Abe's literary work and style are frequently likened to that of Franz Kafka, an author born in Prague in 1883. Kafka is well-known for his works, such as The Metamorphosis (1915; English translation 1937), where a young man wakes up one morning transformed into a giant insect. This book, like much of Kafka's writings, explores themes of inadequacy and isolation faced by individuals in contemporary society. Another notable work, The Trial (1925; English translation 1937), tells the story of a young man who is accused of a crime he neither committed nor comprehends. Although he is eventually released, he must continually return to court to prove his innocence. Both novels delve into the psychological fears that many people endure in modern life.
Abe is also compared to Alain Robbe-Grillet, an author born in Brest, Brittany, in 1922. Robbe-Grillet's characters, like those in Abe's plays, often lack detailed backgrounds and traditional names. His most renowned novel, Les Gommes (1953; translated as The Erasers, 1964), is a murder mystery that unfolds over a supposed twenty-four-hour timeline, beginning with a gunshot and ending with the bullet killing its target.
Among Abe's well-known plays are Fake Fish (1973), which depicts fish dreaming of being men and vice versa; Friends (1965), where an anonymous, smiling family intrudes into a man's life, driving him to suicide—a critique of traditional Japanese communal values; and Green Stockings (1974), a story about a man who, in an effort to escape his mundane life, steals stockings, panties, and bras from neighbors' clotheslines.
Abe's most acclaimed work of fiction is The Woman in the Dunes (1964). The narrative follows a schoolteacher and amateur entomologist on a quest to find a rare insect. During his search in vast, unnamed sand dunes, he encounters a primitive community tasked with removing sand from their sunken homes. The teacher becomes trapped and held captive there. When he eventually manages to escape, he no longer wishes to return to his previous life.

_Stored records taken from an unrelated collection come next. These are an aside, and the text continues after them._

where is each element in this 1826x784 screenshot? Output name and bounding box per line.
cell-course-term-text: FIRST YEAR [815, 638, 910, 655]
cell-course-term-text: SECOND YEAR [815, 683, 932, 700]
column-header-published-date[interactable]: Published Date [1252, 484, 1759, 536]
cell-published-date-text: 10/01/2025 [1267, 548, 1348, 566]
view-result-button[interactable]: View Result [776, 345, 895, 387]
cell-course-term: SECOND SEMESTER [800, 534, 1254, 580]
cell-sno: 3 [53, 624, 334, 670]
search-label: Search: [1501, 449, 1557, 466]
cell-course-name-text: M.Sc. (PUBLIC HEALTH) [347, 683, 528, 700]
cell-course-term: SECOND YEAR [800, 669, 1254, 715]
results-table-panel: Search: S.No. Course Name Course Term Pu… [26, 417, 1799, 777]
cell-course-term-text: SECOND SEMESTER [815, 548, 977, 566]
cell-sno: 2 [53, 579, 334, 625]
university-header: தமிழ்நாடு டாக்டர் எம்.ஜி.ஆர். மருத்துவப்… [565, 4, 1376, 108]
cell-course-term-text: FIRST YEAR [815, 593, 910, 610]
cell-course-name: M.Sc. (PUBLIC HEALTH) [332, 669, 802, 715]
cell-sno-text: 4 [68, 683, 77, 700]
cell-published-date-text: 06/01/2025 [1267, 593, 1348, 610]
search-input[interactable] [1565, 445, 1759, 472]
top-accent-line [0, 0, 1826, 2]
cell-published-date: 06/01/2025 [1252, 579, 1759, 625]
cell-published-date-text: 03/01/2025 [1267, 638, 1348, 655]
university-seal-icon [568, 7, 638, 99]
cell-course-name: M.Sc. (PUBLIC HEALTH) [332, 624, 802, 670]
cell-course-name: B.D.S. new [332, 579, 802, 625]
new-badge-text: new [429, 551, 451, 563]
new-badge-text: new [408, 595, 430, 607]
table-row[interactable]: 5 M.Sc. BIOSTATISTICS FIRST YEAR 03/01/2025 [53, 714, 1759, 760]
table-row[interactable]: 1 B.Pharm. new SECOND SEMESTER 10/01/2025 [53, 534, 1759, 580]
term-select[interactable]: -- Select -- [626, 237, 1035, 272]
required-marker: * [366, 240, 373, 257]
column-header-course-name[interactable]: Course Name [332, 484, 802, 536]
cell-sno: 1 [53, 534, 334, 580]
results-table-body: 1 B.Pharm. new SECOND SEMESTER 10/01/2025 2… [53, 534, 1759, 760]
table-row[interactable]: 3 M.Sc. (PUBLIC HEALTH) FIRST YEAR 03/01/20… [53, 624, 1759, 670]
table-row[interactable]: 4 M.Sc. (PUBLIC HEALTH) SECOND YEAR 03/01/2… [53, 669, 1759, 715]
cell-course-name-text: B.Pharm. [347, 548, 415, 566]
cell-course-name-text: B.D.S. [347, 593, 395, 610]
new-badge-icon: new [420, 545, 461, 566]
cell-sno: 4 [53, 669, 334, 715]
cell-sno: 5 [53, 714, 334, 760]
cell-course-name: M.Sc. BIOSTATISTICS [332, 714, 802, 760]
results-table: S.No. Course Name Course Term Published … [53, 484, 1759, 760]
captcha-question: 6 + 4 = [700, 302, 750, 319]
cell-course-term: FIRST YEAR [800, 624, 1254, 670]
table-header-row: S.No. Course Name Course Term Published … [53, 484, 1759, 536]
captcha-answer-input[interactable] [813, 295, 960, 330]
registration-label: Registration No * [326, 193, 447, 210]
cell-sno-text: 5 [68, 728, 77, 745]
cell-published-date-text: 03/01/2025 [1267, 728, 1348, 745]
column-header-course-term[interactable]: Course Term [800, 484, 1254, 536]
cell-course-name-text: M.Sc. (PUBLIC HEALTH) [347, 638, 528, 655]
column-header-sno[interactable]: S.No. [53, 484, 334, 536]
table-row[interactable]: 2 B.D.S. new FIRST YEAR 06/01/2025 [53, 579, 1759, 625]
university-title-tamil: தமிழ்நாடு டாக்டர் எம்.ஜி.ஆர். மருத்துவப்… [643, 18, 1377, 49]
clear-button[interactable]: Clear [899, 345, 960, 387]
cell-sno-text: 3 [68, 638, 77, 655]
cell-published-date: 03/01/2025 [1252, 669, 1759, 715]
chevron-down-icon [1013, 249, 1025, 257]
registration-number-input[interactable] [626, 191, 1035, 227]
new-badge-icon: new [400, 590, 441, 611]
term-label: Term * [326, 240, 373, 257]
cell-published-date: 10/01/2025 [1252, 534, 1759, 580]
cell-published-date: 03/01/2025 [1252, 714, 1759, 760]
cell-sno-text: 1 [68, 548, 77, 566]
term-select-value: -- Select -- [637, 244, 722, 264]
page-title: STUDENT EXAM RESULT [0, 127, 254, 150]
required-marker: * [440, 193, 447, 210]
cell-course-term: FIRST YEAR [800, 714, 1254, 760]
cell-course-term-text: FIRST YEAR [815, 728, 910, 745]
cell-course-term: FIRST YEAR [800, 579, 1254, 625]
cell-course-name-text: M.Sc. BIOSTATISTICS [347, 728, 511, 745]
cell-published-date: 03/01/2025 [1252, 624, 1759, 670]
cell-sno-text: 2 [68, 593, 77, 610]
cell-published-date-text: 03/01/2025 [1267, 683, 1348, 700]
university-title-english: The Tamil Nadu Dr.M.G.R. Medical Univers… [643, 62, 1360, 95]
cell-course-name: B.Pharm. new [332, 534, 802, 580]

Jacob Golomb's In Search of Authenticity: Existentialism from Kierkegaard to Camus (Problems of Modern European Thought) (1995) examines the works of existential philosophers and novelists like Søren Kierkegaard, Friedrich Nietzsche, Jean-Paul Sartre, and Albert Camus. These thinkers explored humanity's responsibility in deciding what is right and wrong, a theme that Abe frequently addressed in his writings.